Many of us here in Belgium feel that the worst of the crisis has passed and that our economy is picking up again, outperforming most other countries in the eurozone. We realise that a fresh round of cuts is inevitable but some are already toning down the initial estimates of 22-23 billion to 17 billion euros, and with a little good fortune in revenue, somewhat more fraud prevention here and somewhat more efficiency there, it seems as if things will stabilise without the need for too many painful measures. All that is still missing is a government …
Nevertheless pressure from the European institutions is increasing and rating agencies are threatening to downgrade the country's credit rating. And this external pressure is unlikely to abate even after the formation of a government that will only balance the budget by 2015. This apparent contradiction can only be explained by a different assessment period: in the short term and with a bit of good will, Belgium will balance its budget, but more structured adjustments will have to be made in the long term in order to be able to finance the increasingly looming problem of an ageing population.
The ageing problem is obviously not a new phenomenon, but the focus at the outset was mainly on the sustainability of pensions. Gradually, however, developments in health care have also begun to attract more and more attention. After all, the ageing of the population has a dual effect on health care: on the one hand, there is the immediate increase in direct medical expenses because older people statistically need more care, while, on the other hand, there are indirect and additional costs because more health care providers, hospitals and rest homes are necessary to be able to accommodate the increasing number of older people in need of care.
Regardless of which political solutions are chosen, we have gradually been realising it is best to make some added provision if current health care standards are to be maintained. Consumers have already started to turn towards the private health care insurance market. According to recent figures, almost 80% of the population are purported to hold some or other type of hospitalisation policy.
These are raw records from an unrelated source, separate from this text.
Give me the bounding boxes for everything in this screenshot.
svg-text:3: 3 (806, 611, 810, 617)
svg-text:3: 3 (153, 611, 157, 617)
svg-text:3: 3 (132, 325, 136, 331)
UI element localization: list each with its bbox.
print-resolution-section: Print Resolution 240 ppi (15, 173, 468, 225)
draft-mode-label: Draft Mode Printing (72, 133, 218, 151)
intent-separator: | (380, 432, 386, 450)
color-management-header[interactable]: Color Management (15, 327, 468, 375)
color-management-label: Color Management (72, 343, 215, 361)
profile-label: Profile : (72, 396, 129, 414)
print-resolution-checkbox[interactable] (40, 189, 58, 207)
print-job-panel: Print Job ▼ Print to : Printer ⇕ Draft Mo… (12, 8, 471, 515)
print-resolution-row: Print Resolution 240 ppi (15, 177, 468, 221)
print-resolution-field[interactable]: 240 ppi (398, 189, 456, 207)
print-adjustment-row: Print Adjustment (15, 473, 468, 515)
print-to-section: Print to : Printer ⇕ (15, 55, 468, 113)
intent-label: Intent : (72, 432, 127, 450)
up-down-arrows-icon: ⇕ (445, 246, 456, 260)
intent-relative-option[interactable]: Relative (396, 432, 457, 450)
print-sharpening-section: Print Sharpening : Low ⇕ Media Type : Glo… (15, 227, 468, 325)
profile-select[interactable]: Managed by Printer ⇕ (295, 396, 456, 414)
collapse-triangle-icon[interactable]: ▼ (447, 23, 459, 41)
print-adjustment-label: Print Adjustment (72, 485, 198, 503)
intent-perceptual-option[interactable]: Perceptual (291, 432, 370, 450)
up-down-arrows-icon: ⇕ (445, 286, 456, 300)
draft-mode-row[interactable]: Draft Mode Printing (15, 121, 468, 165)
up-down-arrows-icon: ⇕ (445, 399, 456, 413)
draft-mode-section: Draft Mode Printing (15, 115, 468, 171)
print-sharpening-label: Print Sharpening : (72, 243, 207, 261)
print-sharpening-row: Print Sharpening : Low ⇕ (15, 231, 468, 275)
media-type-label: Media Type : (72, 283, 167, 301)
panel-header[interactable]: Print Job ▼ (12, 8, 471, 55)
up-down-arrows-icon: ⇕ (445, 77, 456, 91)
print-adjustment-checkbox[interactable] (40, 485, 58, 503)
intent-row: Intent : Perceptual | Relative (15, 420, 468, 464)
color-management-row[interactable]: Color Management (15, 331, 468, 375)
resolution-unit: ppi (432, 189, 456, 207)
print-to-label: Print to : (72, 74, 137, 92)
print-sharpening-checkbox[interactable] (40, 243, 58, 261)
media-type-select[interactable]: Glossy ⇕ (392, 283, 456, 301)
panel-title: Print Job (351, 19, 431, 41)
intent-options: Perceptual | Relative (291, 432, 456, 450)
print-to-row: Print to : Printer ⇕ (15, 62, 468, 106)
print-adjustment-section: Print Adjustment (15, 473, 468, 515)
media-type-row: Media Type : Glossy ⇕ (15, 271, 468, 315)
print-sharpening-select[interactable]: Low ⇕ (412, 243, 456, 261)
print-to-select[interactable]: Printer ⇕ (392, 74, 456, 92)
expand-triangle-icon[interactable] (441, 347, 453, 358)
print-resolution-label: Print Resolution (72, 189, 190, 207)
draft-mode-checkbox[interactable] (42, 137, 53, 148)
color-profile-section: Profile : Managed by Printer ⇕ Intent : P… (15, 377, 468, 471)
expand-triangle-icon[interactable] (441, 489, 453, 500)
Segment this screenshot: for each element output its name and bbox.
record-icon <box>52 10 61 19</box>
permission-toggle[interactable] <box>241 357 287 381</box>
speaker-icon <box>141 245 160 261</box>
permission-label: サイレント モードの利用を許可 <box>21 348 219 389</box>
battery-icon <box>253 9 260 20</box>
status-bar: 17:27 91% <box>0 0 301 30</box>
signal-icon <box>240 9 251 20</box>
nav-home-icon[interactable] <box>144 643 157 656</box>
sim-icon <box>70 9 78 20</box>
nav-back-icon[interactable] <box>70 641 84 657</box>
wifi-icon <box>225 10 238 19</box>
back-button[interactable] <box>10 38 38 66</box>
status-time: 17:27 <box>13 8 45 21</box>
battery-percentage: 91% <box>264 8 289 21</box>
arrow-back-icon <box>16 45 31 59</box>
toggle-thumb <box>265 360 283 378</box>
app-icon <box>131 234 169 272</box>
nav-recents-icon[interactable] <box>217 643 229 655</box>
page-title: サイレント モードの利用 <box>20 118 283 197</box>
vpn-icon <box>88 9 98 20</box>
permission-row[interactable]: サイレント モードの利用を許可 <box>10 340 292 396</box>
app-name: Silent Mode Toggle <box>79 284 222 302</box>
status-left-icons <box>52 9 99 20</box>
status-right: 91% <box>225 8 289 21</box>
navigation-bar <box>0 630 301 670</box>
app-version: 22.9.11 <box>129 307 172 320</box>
Backed by the success of these ‘classic’ hospitalisation policies, and armed with knowledge about the future ageing of the population and budgetary margin developments, providers of these products continue to capitalise on increasing risks such as hospitalisation, outpatient costs, loss of income, care or dependence, dental treatment and funeral services. Private health care insurers are developing a plethora of formulas and packages not only to cover the accompanying financial risks, but also to provide the necessary assistance, for instance by arranging a rest home or funeral. Supported by shrewd marketing (‘Will I find a good and affordable rest home?’ or ‘Will I get the funeral that I want?’), which plays on the valid (?) concerns of older people, these policies will no doubt find clients among anxious or wealthy individuals.
We may therefore expect new policies with wider cover in future – like those that DKV is already launching now – which take advantage of the lower statutory contributions of health insurance providers. The health insurance funds also offer numerous types of supplementary insurance and all kinds of additional contributions.
The future benefit of wider health care policies therefore appears justified to us because of the anticipated decrease in statutory contributions on account of the ageing of the population and the need to balance the budget. But is there also already a need to regulate this collectively at employer level? The classic hospitalisation insurance is certainly a success story and often the most popular benefit from the package because of its immediate assistance with each contribution. However, with the exception of dental treatment, new policies are mainly focusing on dependence and costs in older age. Although very useful, the benefit is thus mostly a long way off (even after retirement age) and this long period will probably lead to a lower appreciation among personnel. A good compromise to us seems to be ensuring adequate financial support by means of a group pension plan, by which each member of staff can decide for himself or herself whether additional dependence and care coverage is necessary. If loss of income in case of illness or an accident is moreover compensated by adapted invalidity cover, a socially-minded employer will already be providing a considerable supplement to decreasing social security coverage.
Perhaps there will be scope later, if the economic revival continues, to offer or reintroduce group policies for dental treatment or outpatient doctor fees? Anglo-Saxon companies already have a tradition in that sense. However, the basic question remains: who will pay for everything? One middle way could be to offer supplementary health care policies on an individual basis via the employer. The interest and appreciation among personnel for these products can be assessed in this way, in order for them to possibly bear the associated costs themselves at a later stage. There are developments on our horizon and with the impending changes for health care providers (which must regulate themselves in line with the level playing field of private insurers), the last word on this topic has clearly not been written yet.